Trio preserves motor synapses and prolongs motor ability during aging

Across species, motor ability diminishes as aging progresses, and this curtailment is one of the most debilitating aspects of human aging. Concomitant with the age-dependent decline of motor ability are degenerative alterations of motor synaptic structures. These changes include the subdivision or fragmentation of neuromuscular junction (NMJ) synaptic terminals into smaller units in addition to a reduction in the size or number of terminals. These structural alterations are associated with a decline of neurotransmitter release, which may undermine motor ability during aging.

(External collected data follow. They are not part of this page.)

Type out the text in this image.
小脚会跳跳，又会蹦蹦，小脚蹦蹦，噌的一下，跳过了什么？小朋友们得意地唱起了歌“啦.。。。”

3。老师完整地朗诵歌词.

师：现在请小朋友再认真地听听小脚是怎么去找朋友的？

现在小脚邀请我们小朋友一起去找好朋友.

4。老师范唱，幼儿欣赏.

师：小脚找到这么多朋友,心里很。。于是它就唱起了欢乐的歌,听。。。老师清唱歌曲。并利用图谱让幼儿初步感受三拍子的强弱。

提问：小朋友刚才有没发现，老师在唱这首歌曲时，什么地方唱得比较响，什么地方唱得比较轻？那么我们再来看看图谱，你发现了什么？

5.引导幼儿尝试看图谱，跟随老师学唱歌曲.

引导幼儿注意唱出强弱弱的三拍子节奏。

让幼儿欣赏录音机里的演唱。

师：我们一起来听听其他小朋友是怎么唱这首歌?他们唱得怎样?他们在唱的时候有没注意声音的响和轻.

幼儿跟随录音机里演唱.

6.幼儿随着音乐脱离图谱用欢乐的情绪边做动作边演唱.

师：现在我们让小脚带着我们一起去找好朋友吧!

We have shown previously that Drosophila neuromuscular synapses undergo structural synaptic bouton fragmentation during aging, co-incident with the decline of motor ability. Here, investigating mechanisms that could contribute to age-dependent synaptic structural degeneration, we find that levels of Trio, an evolutionarily conserved guanine nucleotide exchange factor (GEF), decline at NMJ synapses with age. We discover that increasing Trio levels during aging has a remarkable ability to conserve synaptic structures and prevent bouton fragmentation, maintaining the capacity of synapses to sustain high intensities of neurotransmitter release and enabling a postponement of the age-dependent decline of motor ability. Enhanced Trio expression can also prevent accelerated synaptic structural degeneration induced by loss of miniature neurotransmission.

Our results support a paradigm where the structural dissolution of motor synapses precedes and promotes motor behavioral diminishment and where intervening in this process can postpone the decline of motor function during aging.